Serpent de mer, la question des nuisances causées par les vendeurs itinérants de stupéfiants [j’évite à dessein le mot de dealer, fortement péjoratif] a une fois de plus refait surface au Grand Conseil. Entre une pétition d’habitants du quai du Seujet exaspérés qui veulent déloger les dealers, et une motion du MCG qui demande à la police d’appliquer de prévenir et réprimer le trafic, on peine à voir se dessiner une solution raisonnable. Voici quelques pistes à explorer.

Les objets déposés par le MCG et l’UDC (M 2410), et souvent aussi les pétitions d’habitants de quartiers dans lesquels le vendeurs et acheteurs de stupéfiants se retrouvent jour et nuit (P 2067), ont un point commun : ils demandent l’application de la loi, et jugent qu’il est possible de mettre en terme au commerce de stupéfiants en emprisonnant systématiquement les vendeurs et les acheteurs.

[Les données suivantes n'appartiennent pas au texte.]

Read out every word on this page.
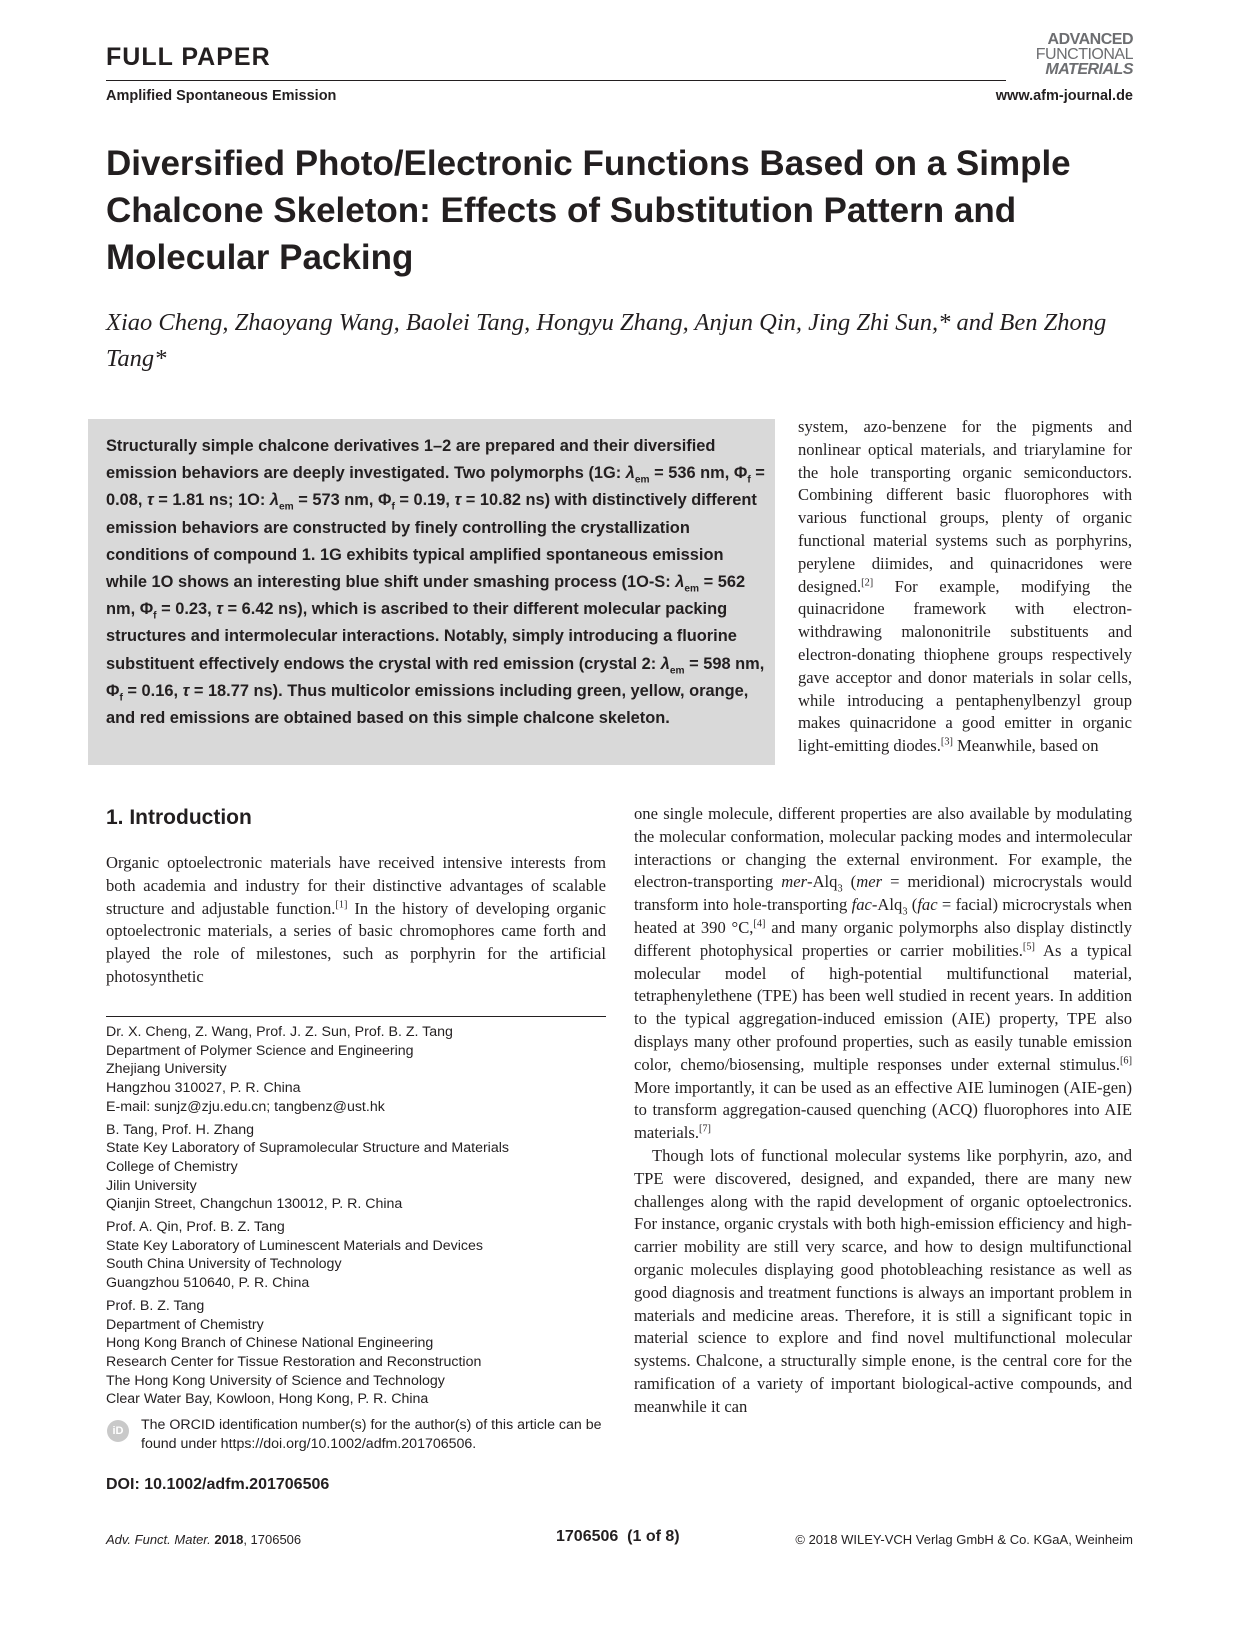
FULL PAPER
Amplified Spontaneous Emission	www.afm-journal.de
ADVANCED
FUNCTIONAL
MATERIALS
Diversified Photo/Electronic Functions Based on a Simple Chalcone Skeleton: Effects of Substitution Pattern and Molecular Packing
Xiao Cheng, Zhaoyang Wang, Baolei Tang, Hongyu Zhang, Anjun Qin, Jing Zhi Sun,* and Ben Zhong Tang*

Structurally simple chalcone derivatives 1–2 are prepared and their diversified emission behaviors are deeply investigated. Two polymorphs (1G: $\lambda_{em} = 536$ nm, $\Phi_f = 0.08$, τ = 1.81 ns; 1O: $\lambda_{em} = 573$ nm, $\Phi_f = 0.19$, τ = 10.82 ns) with distinctively different emission behaviors are constructed by finely controlling the crystallization conditions of compound 1. 1G exhibits typical amplified spontaneous emission while 1O shows an interesting blue shift under smashing process (1O-S: $\lambda_{em} = 562$ nm, $\Phi_f = 0.23$, τ = 6.42 ns), which is ascribed to their different molecular packing structures and intermolecular interactions. Notably, simply introducing a fluorine substituent effectively endows the crystal with red emission (crystal 2: $\lambda_{em} = 598$ nm, $\Phi_f = 0.16$, τ = 18.77 ns). Thus multicolor emissions including green, yellow, orange, and red emissions are obtained based on this simple chalcone skeleton.

system, azo-benzene for the pigments and nonlinear optical materials, and triarylamine for the hole transporting organic semiconductors. Combining different basic fluorophores with various functional groups, plenty of organic functional material systems such as porphyrins, perylene diimides, and quinacridones were designed.[2] For example, modifying the quinacridone framework with electron-withdrawing malononitrile substituents and electron-donating thiophene groups respectively gave acceptor and donor materials in solar cells, while introducing a pentaphenylbenzyl group makes quinacridone a good emitter in organic light-emitting diodes.[3] Meanwhile, based on

1. Introduction

Organic optoelectronic materials have received intensive interests from both academia and industry for their distinctive advantages of scalable structure and adjustable function.[1] In the history of developing organic optoelectronic materials, a series of basic chromophores came forth and played the role of milestones, such as porphyrin for the artificial photosynthetic

one single molecule, different properties are also available by modulating the molecular conformation, molecular packing modes and intermolecular interactions or changing the external environment. For example, the electron-transporting mer-Alq$_3$ (mer = meridional) microcrystals would transform into hole-transporting fac-Alq$_3$ (fac = facial) microcrystals when heated at 390 °C,[4] and many organic polymorphs also display distinctly different photophysical properties or carrier mobilities.[5] As a typical molecular model of high-potential multifunctional material, tetraphenylethene (TPE) has been well studied in recent years. In addition to the typical aggregation-induced emission (AIE) property, TPE also displays many other profound properties, such as easily tunable emission color, chemo/biosensing, multiple responses under external stimulus.[6] More importantly, it can be used as an effective AIE luminogen (AIE-gen) to transform aggregation-caused quenching (ACQ) fluorophores into AIE materials.[7]

Though lots of functional molecular systems like porphyrin, azo, and TPE were discovered, designed, and expanded, there are many new challenges along with the rapid development of organic optoelectronics. For instance, organic crystals with both high-emission efficiency and high-carrier mobility are still very scarce, and how to design multifunctional organic molecules displaying good photobleaching resistance as well as good diagnosis and treatment functions is always an important problem in materials and medicine areas. Therefore, it is still a significant topic in material science to explore and find novel multifunctional molecular systems. Chalcone, a structurally simple enone, is the central core for the ramification of a variety of important biological-active compounds, and meanwhile it can

Dr. X. Cheng, Z. Wang, Prof. J. Z. Sun, Prof. B. Z. Tang
Department of Polymer Science and Engineering
Zhejiang University
Hangzhou 310027, P. R. China
E-mail: sunjz@zju.edu.cn; tangbenz@ust.hk
B. Tang, Prof. H. Zhang
State Key Laboratory of Supramolecular Structure and Materials
College of Chemistry
Jilin University
Qianjin Street, Changchun 130012, P. R. China
Prof. A. Qin, Prof. B. Z. Tang
State Key Laboratory of Luminescent Materials and Devices
South China University of Technology
Guangzhou 510640, P. R. China
Prof. B. Z. Tang
Department of Chemistry
Hong Kong Branch of Chinese National Engineering
Research Center for Tissue Restoration and Reconstruction
The Hong Kong University of Science and Technology
Clear Water Bay, Kowloon, Hong Kong, P. R. China
iD	The ORCID identification number(s) for the author(s) of this article can be found under https://doi.org/10.1002/adfm.201706506.
DOI: 10.1002/adfm.201706506
Adv. Funct. Mater. 2018, 1706506	1706506  (1 of 8)	© 2018 WILEY-VCH Verlag GmbH & Co. KGaA, Weinheim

La réalité du terrain démontre l’inanité de ce point de vue. Depuis des années, la politique de prohibition a fait la preuve de son inefficacité. A l’inverse, la politique de prévention et de soutien aux toxicomanes a permis d’une part de limiter la croissance de la consommation, d’autre part d’éviter les atteintes irréversibles à la santé des consommateurs, et parfois d’aider ceux-ci à sortir, provisoirement ou définitivement, de leurs dépendances.

Mais il est vrai que les politiques actuelles n’ont pas réussi à limiter ce qui pose problème à une partie de la population genevoise : les nuisances causées par ce commerce, soit essentiellement du trafic et du bruit nocturne. Quand bien même certains habitants sont manifestement animés par un racisme inadmissible dans leur description de ces nuisances, il faut admettre que les nuisances existent, et que l’Etat est incapable de les limiter.

La marge de manœuvre du canton est très étroite, puisque le droit fédéral prescrit la répression. La meilleure solution nous semble être de traiter ces nuisances pour ce qu’elles sont, à savoir des problématiques de bruit et d’utilisation de l’espace public. Dans le cadre d’un commerce licite, l’Etat ou les communes peuvent assez facilement encadrer les activités pour en limiter les nuisances – ainsi par exemple, les food-trucks ont des horaires à respecter, doivent assurer la propreté des lieux, et ne peuvent pas vendre de l’alcool à les individus éméchés. Mais, du fait que les stupéfiants sont illicites, il est particulièrement difficile de réglementer leur vente. La police peut chasser les vendeurs de certains lieux, mais ne peut pas, officiellement du moins, les autoriser à vendre dans d’autres lieux.

C’est pourtant dans ce sens qu’il faut travailler, sans attendre une évolution du droit fédéral, qui est improbable à court terme. Nous invitons nos autorités à prendre le taureau par les cornes, et à mettre en œuvre, localement, une réglementation de la vente dans la rue. Limiter cette activité à des heures déterminées, tenter de la limiter à des zones dans lesquelles les nuisances sonores et de trafic seront contenues, réprimer toute consommation de stupéfiants dans l’espace public, et élaborer des solutions pour faciliter la cohabitation entre vendeurs, acheteurs, et habitants. Il y va de la qualité de vie dans les zones affectées par cette problématique.